Dua dekade kemudian setelah Kennedy menyampaikan pidato, pada tanggal 15 Maret 1983, maka Hari Hak Konsumen dirayakan untuk pertama kali.
Setelah perjalanan panjang gerakan konsumen sejak pidatonya, hak konsumen akhirnya diterima secara prinsip oleh pemerintah seluruh dunia dalam Sidang Majelis Umum PBB mengeluarkan Resolusi PBB No 39/248(UN General Assembly) tanggal 9 April 1985. Pengakuan hak konsumen dilakukan melalui adopsi UN guidelines for Consumers Protection.

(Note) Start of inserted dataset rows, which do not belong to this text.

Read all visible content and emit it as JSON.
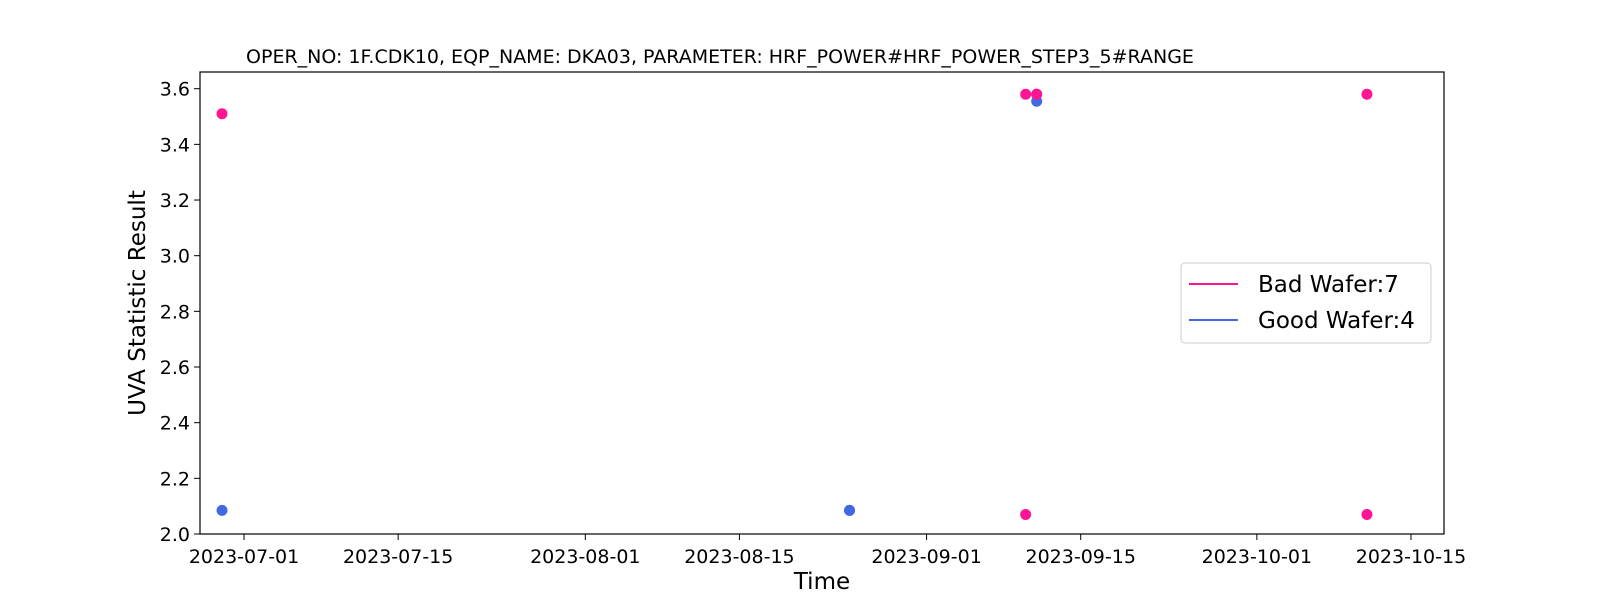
{
  "chart_data": {
    "type": "scatter",
    "title": "OPER_NO: 1F.CDK10,  EQP_NAME: DKA03,  PARAMETER: HRF_POWER#HRF_POWER_STEP3_5#RANGE",
    "xlabel": "Time",
    "ylabel": "UVA Statistic Result",
    "x_ticks": [
      "2023-07-01",
      "2023-07-15",
      "2023-08-01",
      "2023-08-15",
      "2023-09-01",
      "2023-09-15",
      "2023-10-01",
      "2023-10-15"
    ],
    "y_ticks": [
      "2.0",
      "2.2",
      "2.4",
      "2.6",
      "2.8",
      "3.0",
      "3.2",
      "3.4",
      "3.6"
    ],
    "xlim": [
      "2023-06-27",
      "2023-10-18"
    ],
    "ylim": [
      2.0,
      3.66
    ],
    "grid": false,
    "legend_position": "center-right",
    "series": [
      {
        "name": "Bad Wafer:7",
        "color": "#ff1493",
        "points": [
          {
            "x": "2023-06-29",
            "y": 3.51
          },
          {
            "x": "2023-09-10",
            "y": 3.58
          },
          {
            "x": "2023-09-10",
            "y": 2.07
          },
          {
            "x": "2023-09-11",
            "y": 3.58
          },
          {
            "x": "2023-09-11",
            "y": 3.58
          },
          {
            "x": "2023-10-11",
            "y": 3.58
          },
          {
            "x": "2023-10-11",
            "y": 2.07
          }
        ]
      },
      {
        "name": "Good Wafer:4",
        "color": "#4169e1",
        "points": [
          {
            "x": "2023-06-29",
            "y": 2.085
          },
          {
            "x": "2023-08-25",
            "y": 2.085
          },
          {
            "x": "2023-08-25",
            "y": 2.085
          },
          {
            "x": "2023-09-11",
            "y": 3.555
          }
        ]
      }
    ]
  }
}
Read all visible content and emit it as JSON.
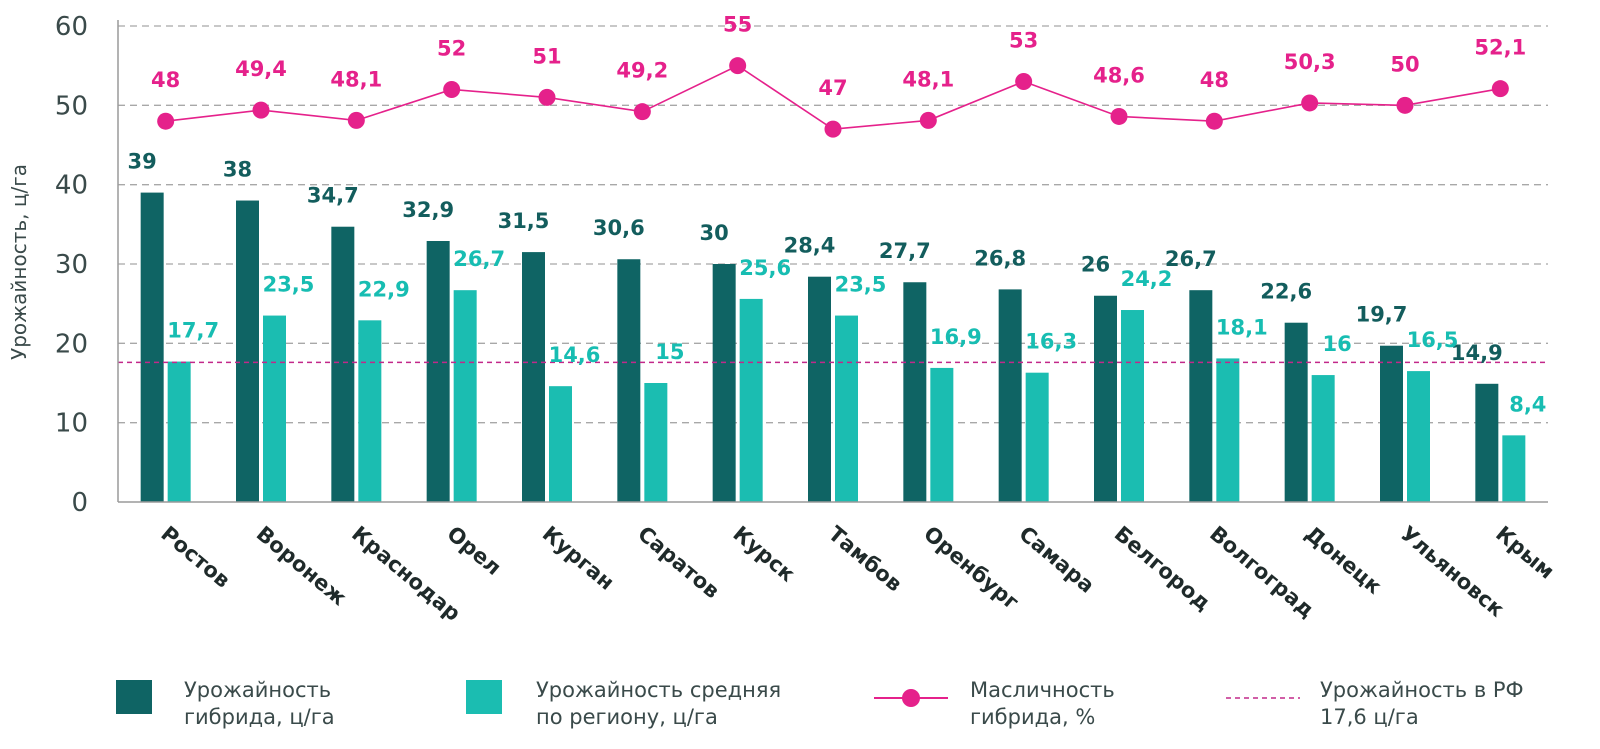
{
  "chart_data": {
    "type": "bar",
    "ylabel": "Урожайность, ц/га",
    "ylim": [
      0,
      60
    ],
    "yticks": [
      "0",
      "10",
      "20",
      "30",
      "40",
      "50",
      "60"
    ],
    "grid": "dashed horizontal",
    "categories": [
      "Ростов",
      "Воронеж",
      "Краснодар",
      "Орел",
      "Курган",
      "Саратов",
      "Курск",
      "Тамбов",
      "Оренбург",
      "Самара",
      "Белгород",
      "Волгоград",
      "Донецк",
      "Ульяновск",
      "Крым"
    ],
    "series": [
      {
        "name_line1": "Урожайность",
        "name_line2": "гибрида, ц/га",
        "kind": "bar",
        "color": "#0f6464",
        "values": [
          39,
          38,
          34.7,
          32.9,
          31.5,
          30.6,
          30,
          28.4,
          27.7,
          26.8,
          26,
          26.7,
          22.6,
          19.7,
          14.9
        ],
        "labels": [
          "39",
          "38",
          "34,7",
          "32,9",
          "31,5",
          "30,6",
          "30",
          "28,4",
          "27,7",
          "26,8",
          "26",
          "26,7",
          "22,6",
          "19,7",
          "14,9"
        ]
      },
      {
        "name_line1": "Урожайность средняя",
        "name_line2": "по региону, ц/га",
        "kind": "bar",
        "color": "#1bbdb1",
        "values": [
          17.7,
          23.5,
          22.9,
          26.7,
          14.6,
          15,
          25.6,
          23.5,
          16.9,
          16.3,
          24.2,
          18.1,
          16,
          16.5,
          8.4
        ],
        "labels": [
          "17,7",
          "23,5",
          "22,9",
          "26,7",
          "14,6",
          "15",
          "25,6",
          "23,5",
          "16,9",
          "16,3",
          "24,2",
          "18,1",
          "16",
          "16,5",
          "8,4"
        ]
      },
      {
        "name_line1": "Масличность",
        "name_line2": "гибрида, %",
        "kind": "line",
        "color": "#e5218b",
        "values": [
          48,
          49.4,
          48.1,
          52,
          51,
          49.2,
          55,
          47,
          48.1,
          53,
          48.6,
          48,
          50.3,
          50,
          52.1
        ],
        "labels": [
          "48",
          "49,4",
          "48,1",
          "52",
          "51",
          "49,2",
          "55",
          "47",
          "48,1",
          "53",
          "48,6",
          "48",
          "50,3",
          "50",
          "52,1"
        ]
      }
    ],
    "reference_line": {
      "name_line1": "Урожайность в РФ",
      "name_line2": "17,6 ц/га",
      "value": 17.6,
      "color": "#c2288a"
    }
  }
}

Sementara sejarah perlindungan konsumen di Indonesia mulai terdengar dan populer era 1970-an, dengan berdirinya Yayasan Lembaga Konsumen Indonesia (YLKI) sebagai perintis advokasi konsumen pada 11 Mei 1973.
Rolas mengisahkan, setelah lahirnya YLKI, muncul beberapa organisasi yang berbasis perlindungan konsumen.
Pada tahun 1988, berdiri Lembaga Pembinaan dan Perlindungan Konsumen (LP2K) di Semarang dan bergabung sebagai anggota ConsumersInternational (CI) tahun 1990.
Hingga akhirnya terbit Undang Undang Nomor 8 tahun 1999 tentang Perlindungan Konsumen dan berdirinya Badan Perlindungan Konsumen Nasional (BPKN).
“Perkembangan perdagangan saat ini telah mencapai perdagangan di era digital, tidak terhalang oleh tempat dan oleh waktu. Semua transaksi dilakukan secara online. Yang pada akhirnya akan menimbulkan banyak pelanggaran terhadap konsumen. Karena itu, perlu memperkuat perlindungan konsumen,” katanya.